The first year of the UK’s largest ever metaldehyde-free farming trial has seen a 60% drop in levels of the chemical detected in reservoir tributaries.

Farmers within the natural catchments of six reservoirs in Northamptonshire, Suffolk, Essex and Cambridgeshire have been working with Anglian Water’s team of advisors over the past year on the Slug It Out campaign. The area covers more than 7,000 hectares and as part of the campaign all farmers have agreed to use alternatives to metaldehyde to control slugs on their land.

The trial was launched to look at how levels of metaldehyde in rivers and reservoirs could be brought below the strict European standard of 0.1 micrograms per litre (or parts per billion) in treated water. This is the same as one drop in an Olympic sized swimming pool. In the past, levels in reservoirs in our region regularly exceed this and removing metaldehyde through treatment is currently not possible. It is not harmful to humans at current levels.

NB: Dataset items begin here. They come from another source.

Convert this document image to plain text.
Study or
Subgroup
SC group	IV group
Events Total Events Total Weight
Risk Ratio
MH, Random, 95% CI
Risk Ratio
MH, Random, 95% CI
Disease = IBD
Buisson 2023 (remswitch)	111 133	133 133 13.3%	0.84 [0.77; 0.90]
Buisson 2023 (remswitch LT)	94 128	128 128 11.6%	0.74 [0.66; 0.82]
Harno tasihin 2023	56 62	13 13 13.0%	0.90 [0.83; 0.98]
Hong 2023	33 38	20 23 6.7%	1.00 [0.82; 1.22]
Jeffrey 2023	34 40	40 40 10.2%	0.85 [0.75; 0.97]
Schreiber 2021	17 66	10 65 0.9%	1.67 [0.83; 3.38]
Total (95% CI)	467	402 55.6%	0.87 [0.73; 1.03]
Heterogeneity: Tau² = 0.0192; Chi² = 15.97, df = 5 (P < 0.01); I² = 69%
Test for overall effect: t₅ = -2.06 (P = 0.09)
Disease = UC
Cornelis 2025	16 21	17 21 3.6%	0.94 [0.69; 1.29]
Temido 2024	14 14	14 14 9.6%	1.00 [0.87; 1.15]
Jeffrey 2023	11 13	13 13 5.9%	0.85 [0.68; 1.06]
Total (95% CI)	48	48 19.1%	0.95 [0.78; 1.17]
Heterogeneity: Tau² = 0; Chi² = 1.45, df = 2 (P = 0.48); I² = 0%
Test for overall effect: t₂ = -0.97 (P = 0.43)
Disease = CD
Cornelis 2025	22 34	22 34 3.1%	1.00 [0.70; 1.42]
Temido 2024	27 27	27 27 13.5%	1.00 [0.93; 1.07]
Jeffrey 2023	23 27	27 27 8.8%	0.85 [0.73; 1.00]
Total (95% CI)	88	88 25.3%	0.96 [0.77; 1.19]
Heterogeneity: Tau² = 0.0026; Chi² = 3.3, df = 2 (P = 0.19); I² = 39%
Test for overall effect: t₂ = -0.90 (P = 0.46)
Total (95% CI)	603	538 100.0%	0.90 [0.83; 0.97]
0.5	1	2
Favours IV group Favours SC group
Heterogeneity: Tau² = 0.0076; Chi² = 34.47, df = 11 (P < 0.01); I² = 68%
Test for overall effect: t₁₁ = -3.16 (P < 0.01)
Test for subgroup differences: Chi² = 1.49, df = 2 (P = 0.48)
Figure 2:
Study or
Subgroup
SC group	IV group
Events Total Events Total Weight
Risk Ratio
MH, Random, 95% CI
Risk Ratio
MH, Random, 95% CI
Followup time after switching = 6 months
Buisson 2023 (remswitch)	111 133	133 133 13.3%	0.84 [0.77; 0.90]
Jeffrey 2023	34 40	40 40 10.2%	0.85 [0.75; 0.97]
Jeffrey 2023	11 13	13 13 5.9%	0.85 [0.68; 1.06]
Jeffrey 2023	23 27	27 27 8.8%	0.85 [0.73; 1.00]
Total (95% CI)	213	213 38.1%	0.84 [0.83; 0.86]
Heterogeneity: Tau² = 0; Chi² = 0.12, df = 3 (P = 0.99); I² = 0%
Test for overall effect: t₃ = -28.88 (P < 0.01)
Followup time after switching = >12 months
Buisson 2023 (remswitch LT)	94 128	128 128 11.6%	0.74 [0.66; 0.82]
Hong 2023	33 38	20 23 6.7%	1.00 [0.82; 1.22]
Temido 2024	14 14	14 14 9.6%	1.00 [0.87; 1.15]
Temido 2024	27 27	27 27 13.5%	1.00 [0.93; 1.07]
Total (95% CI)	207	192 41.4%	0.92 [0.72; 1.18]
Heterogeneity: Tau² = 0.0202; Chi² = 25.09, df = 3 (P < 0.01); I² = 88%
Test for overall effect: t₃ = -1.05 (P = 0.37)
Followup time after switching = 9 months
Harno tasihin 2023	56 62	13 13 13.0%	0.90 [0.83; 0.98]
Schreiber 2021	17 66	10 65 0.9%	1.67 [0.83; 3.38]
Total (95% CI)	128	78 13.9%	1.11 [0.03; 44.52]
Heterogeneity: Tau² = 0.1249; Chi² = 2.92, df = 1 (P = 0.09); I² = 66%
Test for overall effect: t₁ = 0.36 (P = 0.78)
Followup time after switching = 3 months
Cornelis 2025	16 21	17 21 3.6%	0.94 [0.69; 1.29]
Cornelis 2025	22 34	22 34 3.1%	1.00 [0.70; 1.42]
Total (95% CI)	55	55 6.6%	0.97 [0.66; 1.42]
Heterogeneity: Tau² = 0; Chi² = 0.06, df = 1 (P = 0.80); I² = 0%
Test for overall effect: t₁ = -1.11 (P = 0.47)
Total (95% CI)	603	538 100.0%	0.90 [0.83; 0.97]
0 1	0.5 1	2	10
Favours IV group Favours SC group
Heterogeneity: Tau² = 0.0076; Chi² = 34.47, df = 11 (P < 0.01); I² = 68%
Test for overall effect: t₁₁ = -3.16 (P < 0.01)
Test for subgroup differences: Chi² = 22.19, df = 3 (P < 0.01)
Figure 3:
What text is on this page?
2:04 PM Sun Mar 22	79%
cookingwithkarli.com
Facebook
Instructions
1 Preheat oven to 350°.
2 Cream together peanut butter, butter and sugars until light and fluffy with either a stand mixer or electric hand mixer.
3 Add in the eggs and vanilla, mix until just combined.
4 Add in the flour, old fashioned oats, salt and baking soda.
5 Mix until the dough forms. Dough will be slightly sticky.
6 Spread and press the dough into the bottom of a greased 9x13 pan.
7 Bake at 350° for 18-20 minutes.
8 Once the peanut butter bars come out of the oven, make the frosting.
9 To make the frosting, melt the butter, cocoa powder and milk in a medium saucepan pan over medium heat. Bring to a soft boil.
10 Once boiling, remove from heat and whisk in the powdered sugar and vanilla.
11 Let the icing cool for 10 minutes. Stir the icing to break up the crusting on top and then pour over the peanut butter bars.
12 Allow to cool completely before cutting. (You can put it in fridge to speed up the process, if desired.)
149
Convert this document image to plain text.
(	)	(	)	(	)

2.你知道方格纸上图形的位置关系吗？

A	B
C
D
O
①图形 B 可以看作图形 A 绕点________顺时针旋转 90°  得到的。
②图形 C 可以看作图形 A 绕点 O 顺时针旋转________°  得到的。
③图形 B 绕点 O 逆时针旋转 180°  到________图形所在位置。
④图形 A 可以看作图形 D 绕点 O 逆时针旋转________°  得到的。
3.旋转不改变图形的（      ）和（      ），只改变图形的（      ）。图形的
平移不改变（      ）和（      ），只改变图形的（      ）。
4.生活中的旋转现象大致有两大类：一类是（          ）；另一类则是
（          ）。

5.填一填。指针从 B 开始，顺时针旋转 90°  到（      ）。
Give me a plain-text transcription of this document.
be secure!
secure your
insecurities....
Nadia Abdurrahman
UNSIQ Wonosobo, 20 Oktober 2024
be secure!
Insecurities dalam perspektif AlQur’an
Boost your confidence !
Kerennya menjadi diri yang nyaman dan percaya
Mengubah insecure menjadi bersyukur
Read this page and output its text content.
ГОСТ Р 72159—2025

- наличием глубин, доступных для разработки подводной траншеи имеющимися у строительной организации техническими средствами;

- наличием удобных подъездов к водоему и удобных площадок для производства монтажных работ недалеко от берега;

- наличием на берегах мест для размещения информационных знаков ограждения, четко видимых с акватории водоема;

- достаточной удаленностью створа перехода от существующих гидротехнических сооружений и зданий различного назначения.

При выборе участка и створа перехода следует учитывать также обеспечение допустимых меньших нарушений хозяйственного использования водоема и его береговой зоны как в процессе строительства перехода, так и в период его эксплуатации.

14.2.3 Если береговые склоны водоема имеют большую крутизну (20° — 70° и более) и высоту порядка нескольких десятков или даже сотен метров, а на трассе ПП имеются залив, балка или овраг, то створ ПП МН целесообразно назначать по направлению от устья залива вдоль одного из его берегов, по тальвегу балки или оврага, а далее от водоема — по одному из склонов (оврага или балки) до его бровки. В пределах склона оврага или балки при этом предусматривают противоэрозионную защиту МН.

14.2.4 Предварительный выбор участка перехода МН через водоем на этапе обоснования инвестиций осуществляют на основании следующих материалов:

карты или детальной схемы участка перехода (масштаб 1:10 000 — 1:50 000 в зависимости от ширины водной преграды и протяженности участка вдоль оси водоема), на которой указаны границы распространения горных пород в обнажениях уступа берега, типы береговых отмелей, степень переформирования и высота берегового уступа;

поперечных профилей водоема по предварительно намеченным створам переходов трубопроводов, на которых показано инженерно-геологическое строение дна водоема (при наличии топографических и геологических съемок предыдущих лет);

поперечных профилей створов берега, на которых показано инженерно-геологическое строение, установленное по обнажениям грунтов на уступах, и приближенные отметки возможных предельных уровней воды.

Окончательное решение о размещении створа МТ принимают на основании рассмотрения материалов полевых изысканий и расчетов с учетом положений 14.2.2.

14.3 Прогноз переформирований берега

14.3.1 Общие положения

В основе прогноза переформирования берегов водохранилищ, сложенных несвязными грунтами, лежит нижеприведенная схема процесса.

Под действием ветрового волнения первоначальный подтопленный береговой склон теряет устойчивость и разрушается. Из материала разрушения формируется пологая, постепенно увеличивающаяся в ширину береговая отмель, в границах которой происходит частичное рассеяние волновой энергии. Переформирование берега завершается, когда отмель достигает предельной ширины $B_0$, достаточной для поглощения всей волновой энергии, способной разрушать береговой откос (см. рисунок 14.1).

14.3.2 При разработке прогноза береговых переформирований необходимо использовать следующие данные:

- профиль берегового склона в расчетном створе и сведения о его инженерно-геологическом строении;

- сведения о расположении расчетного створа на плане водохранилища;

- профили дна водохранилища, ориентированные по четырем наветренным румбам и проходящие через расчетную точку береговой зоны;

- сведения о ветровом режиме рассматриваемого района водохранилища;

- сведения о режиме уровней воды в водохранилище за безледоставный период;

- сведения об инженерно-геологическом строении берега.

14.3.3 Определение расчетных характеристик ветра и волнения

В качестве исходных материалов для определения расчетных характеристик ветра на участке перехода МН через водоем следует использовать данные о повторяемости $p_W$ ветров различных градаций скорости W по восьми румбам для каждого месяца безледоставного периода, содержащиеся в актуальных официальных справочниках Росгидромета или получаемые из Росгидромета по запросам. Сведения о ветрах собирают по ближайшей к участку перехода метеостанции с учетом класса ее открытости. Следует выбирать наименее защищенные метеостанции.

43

The first year of the trial saw 89 farmers signing up to take part – a 100% uptake. The trial area covered 7,679 hectares and an estimated 1,613 kg of metaldehyde was removed from the farmed landscape.

Levels of metaldehyde detected in the Hollowell and Ravensthorpe Reservoirs in Northamptonshire were compliant with regulations and remained below the statutory limit during the trial’s first year. In Alton Water in Suffolk, Ardleigh Reservoir near Colchester, Pitsford Water in Northamptonshire and Grafham Water in Cambridgeshire there were still exceedances but overall levels were reduced significantly.

The average levels of metaldehyde in reservoir tributaries across all the catchments fell by 60%, while the average peak levels detected within the reservoirs fell by 26% (see full table in editors notes). Reservoirs are filled by water pumped from nearby rivers as well as being fed by tributaries.

Lucinda Gilfoyle, Catchment Strategy Manager for Anglian Water, said: “This has been a first, not only for us but for both the water and farming industries as a whole, and the data we have gathered will prove invaluable for tackling this thorny problem.

“What the first year of our trial has revealed is that by working together we can reduce metaldehyde levels in raw water sources – but that removing metaldehyde from the fields is not the silver bullet solution some may have hoped for.

“We know that a more detailed and longer term strategy is needed if we are to comply with pesticide regulations, and we will be building on these results as we move forward to help identify the package of measures needed.

“I want to say a huge thank you to all those farmers who have taken part so far – they have helped us build a valuable picture of pesticide movement and on individual farms they have proven that the alternatives to metaldehyde really do work in tackling slug damage.”

Sam Paske, Farm Manager of Hail Weston Farms Ltd which manages land within the Grafham Water catchment took part in the trial.

He said: “We were approached by Anglian Water to take part in this trial and it was something we definitely wanted to be involved in. If we are going to preserve metaldehyde for use then we all need to work together to ensure it doesn’t reach water sources.

“After speaking to the catchment advisor we made simple changes to our normal integrated approach to slug management. I have not noticed any difference between metaldehyde and the alternative ferric phosphate product – I know some people are unsure about it because you don’t see the dead slugs on the ground with ferric, but as long as I can see the crop growing I’m happy.

“The trial was clearly beneficial to the farm business and was well supported by Anglian Water.”

Slugs are one of the most devastating pests faced by UK farmers - wheat and oilseed rape are particularly affected. Metaldehyde is currently the most popular pesticide for dealing with slugs – but the alternatives are growing in use, in particular those using the active ingredient ferric phosphate. Ferric phosphate breaks down much more quickly than metaldehyde.